We are all want to improve. Intentionally or otherwise, we do this by experimentation. We take new actions or try different methods to see if our outcomes improve. One of the key ways we measure that improvement is by external feedback. We ask others to assess our judgements, and look for differing viewpoints and experiences.
Over the last few weeks, I’ve tried new methods in a couple of key areas I work in. As such, honest feedback is essential for me at the moment to move forward. My current issue is that the people I’ve been working with haven’t volunteered any feedback. It doesn’t take too long to get to the root cause of that one, which is that I haven’t requested it.
It’s not immediately clear to me why this isn’t the case. I’ve requested feedback before. I know what questions to ask to prompt constructive contribution. I know how to separate judgement on my work from judgement on me as a person. I’ve had to set aside time for reflection to examine what is inhibiting me here and now.
My initial reflection is that the action of asking for feedback makes you vulnerable. You are voluntarily removing some safety from your environment, but with no predictable outcome. It’s a blind bet, and the loss can be as significant as the gain. Personal comfort with vulnerability is not a steady state, and environmental factors have a big part to play. Making changes can lower your confidence in getting to a positive outcome. Your investment in a piece of work inevitably makes it feel riskier to expose it to a potential negative judgement. Even assuming we’re personally comfortable, we don’t know what might be influencing the person we are asking for feedback from. This is the challenge at the heart of using feedback constructively - it is most valuable at the time it is most difficult to hear.
How then do we address this challenge? We often talk about vulnerability being a key aspect of leadership, but the ability to demonstrate vulnerability needs to be an ability we all have, regardless of our role or responsibility. In not asking for this feedback, I have demonstrated that I do not feel safe enough to hear it. It’s not solely my responsibility to create that safety, but I need to identify positive steps to enable it.

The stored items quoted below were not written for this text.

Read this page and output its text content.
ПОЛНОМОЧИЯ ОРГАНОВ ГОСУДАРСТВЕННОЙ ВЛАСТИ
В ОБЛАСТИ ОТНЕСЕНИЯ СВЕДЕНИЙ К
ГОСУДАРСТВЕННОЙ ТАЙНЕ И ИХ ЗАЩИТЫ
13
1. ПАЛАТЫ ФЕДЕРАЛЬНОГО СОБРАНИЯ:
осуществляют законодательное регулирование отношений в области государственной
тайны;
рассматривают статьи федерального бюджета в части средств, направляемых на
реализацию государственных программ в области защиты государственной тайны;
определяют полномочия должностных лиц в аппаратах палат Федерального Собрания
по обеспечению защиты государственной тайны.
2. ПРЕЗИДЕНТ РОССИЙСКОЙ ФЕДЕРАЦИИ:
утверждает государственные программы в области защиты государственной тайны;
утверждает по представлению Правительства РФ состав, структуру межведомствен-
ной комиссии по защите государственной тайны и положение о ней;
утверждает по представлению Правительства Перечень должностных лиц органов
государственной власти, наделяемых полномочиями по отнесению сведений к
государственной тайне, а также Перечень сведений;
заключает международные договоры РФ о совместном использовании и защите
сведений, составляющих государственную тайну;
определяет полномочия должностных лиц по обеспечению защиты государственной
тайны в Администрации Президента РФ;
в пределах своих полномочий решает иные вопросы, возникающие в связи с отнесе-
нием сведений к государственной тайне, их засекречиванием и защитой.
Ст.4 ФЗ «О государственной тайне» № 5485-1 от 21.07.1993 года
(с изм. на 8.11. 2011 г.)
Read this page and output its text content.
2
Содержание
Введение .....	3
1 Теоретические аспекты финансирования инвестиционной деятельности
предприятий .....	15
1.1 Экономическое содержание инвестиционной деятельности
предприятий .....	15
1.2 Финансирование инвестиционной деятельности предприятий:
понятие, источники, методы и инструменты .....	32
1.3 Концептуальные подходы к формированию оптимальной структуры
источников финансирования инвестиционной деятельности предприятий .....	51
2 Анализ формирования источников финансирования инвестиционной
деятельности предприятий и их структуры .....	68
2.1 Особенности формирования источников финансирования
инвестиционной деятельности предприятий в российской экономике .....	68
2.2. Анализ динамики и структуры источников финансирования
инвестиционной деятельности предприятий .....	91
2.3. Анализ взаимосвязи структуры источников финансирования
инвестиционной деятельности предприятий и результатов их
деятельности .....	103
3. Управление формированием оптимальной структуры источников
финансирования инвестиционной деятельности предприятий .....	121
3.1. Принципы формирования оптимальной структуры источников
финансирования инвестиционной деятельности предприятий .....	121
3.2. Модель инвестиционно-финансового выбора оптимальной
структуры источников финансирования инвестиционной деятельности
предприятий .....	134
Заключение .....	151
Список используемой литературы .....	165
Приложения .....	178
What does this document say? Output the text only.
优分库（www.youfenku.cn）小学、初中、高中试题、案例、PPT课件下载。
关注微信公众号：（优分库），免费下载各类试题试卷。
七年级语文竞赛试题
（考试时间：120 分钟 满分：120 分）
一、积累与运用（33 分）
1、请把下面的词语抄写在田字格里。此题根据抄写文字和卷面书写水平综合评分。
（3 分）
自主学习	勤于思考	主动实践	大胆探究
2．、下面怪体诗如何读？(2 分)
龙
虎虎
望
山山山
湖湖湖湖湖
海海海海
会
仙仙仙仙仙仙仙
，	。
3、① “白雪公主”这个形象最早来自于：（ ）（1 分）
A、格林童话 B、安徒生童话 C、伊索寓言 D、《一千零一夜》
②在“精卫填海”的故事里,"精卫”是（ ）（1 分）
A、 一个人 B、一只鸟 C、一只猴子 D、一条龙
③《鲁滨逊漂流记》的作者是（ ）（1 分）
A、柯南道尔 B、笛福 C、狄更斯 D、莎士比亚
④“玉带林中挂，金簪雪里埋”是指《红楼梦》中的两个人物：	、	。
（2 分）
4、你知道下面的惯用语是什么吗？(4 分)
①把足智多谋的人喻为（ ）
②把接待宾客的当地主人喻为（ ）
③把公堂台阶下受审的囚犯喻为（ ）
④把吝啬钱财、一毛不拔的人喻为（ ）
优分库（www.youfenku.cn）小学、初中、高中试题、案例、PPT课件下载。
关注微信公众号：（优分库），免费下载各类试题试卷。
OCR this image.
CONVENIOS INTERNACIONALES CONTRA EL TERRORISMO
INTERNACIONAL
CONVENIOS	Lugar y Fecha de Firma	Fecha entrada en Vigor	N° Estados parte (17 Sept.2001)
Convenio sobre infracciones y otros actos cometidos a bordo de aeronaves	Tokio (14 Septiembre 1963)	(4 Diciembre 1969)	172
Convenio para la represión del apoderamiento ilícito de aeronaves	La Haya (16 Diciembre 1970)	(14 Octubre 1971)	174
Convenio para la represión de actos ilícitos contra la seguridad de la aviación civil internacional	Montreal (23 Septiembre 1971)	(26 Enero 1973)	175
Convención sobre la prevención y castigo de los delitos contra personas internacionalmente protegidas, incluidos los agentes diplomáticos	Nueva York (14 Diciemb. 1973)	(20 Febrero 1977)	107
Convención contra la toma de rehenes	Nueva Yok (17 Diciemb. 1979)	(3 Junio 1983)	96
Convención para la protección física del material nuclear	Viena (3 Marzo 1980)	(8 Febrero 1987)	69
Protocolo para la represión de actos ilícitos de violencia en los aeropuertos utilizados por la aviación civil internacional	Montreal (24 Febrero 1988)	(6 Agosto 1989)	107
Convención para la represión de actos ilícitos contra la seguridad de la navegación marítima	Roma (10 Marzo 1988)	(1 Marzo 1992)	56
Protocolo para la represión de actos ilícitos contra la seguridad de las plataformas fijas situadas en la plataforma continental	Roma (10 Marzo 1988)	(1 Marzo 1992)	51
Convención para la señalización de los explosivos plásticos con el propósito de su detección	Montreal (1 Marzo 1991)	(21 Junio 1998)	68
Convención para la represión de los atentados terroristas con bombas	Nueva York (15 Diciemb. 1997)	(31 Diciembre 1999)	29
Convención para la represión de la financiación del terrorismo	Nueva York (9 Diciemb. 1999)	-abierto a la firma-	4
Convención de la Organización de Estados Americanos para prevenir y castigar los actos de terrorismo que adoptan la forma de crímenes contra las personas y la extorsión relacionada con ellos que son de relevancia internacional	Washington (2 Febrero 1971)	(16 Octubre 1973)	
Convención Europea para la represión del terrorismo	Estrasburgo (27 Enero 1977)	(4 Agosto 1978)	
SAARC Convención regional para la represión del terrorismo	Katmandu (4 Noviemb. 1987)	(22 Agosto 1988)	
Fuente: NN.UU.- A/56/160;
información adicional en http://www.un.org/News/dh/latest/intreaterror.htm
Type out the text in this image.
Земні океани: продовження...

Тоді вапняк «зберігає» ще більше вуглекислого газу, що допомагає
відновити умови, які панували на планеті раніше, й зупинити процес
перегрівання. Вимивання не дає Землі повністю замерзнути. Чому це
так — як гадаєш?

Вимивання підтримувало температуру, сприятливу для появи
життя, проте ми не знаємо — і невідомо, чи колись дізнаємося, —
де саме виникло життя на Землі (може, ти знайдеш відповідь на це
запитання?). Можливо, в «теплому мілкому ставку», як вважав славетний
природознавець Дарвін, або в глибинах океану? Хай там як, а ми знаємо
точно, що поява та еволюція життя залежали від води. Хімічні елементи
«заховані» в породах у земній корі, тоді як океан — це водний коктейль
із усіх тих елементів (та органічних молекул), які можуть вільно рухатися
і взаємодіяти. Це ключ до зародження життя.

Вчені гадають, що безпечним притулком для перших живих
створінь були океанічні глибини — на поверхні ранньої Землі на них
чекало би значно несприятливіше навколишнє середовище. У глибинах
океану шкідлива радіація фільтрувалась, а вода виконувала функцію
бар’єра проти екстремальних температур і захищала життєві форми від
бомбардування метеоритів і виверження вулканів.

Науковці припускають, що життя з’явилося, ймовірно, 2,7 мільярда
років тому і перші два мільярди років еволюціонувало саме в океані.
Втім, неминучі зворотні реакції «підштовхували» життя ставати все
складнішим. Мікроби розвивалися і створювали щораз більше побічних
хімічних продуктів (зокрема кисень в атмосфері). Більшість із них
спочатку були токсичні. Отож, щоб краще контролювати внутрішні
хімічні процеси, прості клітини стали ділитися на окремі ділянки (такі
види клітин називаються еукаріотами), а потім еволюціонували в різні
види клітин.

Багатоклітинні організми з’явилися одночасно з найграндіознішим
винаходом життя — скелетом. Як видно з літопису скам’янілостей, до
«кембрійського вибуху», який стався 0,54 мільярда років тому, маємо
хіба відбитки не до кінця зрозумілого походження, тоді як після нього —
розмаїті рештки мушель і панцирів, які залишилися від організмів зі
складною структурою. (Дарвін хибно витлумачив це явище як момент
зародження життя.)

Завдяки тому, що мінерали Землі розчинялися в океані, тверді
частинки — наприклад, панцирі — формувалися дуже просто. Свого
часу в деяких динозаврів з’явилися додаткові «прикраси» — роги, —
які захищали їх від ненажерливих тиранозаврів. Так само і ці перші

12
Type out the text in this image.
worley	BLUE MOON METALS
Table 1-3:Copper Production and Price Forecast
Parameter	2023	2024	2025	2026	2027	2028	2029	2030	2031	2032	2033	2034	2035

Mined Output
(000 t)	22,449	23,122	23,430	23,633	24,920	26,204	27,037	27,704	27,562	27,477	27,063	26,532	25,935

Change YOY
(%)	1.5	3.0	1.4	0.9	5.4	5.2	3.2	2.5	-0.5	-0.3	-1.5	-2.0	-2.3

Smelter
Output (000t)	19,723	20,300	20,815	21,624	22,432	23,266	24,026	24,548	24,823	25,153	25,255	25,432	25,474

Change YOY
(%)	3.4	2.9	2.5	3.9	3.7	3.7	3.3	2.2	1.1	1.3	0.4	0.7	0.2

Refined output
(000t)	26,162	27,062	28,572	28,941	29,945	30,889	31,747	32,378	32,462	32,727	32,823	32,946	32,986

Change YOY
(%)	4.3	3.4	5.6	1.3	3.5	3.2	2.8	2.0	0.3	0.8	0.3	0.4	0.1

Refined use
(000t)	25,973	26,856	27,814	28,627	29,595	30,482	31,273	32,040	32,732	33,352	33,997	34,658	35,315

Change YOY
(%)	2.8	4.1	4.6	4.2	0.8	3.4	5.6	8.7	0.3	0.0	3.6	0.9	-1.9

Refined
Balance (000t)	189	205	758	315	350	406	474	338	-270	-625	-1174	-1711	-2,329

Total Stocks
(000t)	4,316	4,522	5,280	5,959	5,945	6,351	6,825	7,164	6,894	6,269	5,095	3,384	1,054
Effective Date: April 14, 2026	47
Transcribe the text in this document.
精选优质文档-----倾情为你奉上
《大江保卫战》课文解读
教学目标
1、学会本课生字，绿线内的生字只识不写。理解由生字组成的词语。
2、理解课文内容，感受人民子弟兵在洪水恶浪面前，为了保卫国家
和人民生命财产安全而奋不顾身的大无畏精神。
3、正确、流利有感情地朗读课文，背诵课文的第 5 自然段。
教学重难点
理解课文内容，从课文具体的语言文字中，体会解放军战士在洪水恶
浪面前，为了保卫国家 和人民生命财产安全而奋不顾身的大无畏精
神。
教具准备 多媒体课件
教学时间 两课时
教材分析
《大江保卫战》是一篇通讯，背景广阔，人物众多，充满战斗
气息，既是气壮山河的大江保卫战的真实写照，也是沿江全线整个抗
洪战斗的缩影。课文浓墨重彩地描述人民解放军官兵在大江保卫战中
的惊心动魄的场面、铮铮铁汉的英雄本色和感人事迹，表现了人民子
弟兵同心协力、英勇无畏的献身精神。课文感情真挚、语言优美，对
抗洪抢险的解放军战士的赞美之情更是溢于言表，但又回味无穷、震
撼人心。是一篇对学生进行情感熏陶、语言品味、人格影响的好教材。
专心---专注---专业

There’s a painful truth to acknowledge here. I’ve never worked in an organisation that got feedback right. I’m now of the opinion that it’s not possible for an organisation to get it “right”. There are so many changing variables with feedback that it’s not possible to create and implement a framework or culture that guarantees success. Rather than looking at it from the top down, we need to nurture relationships where we can accept honest assessments, and build new ones when we have capacity. Feedback starts at home.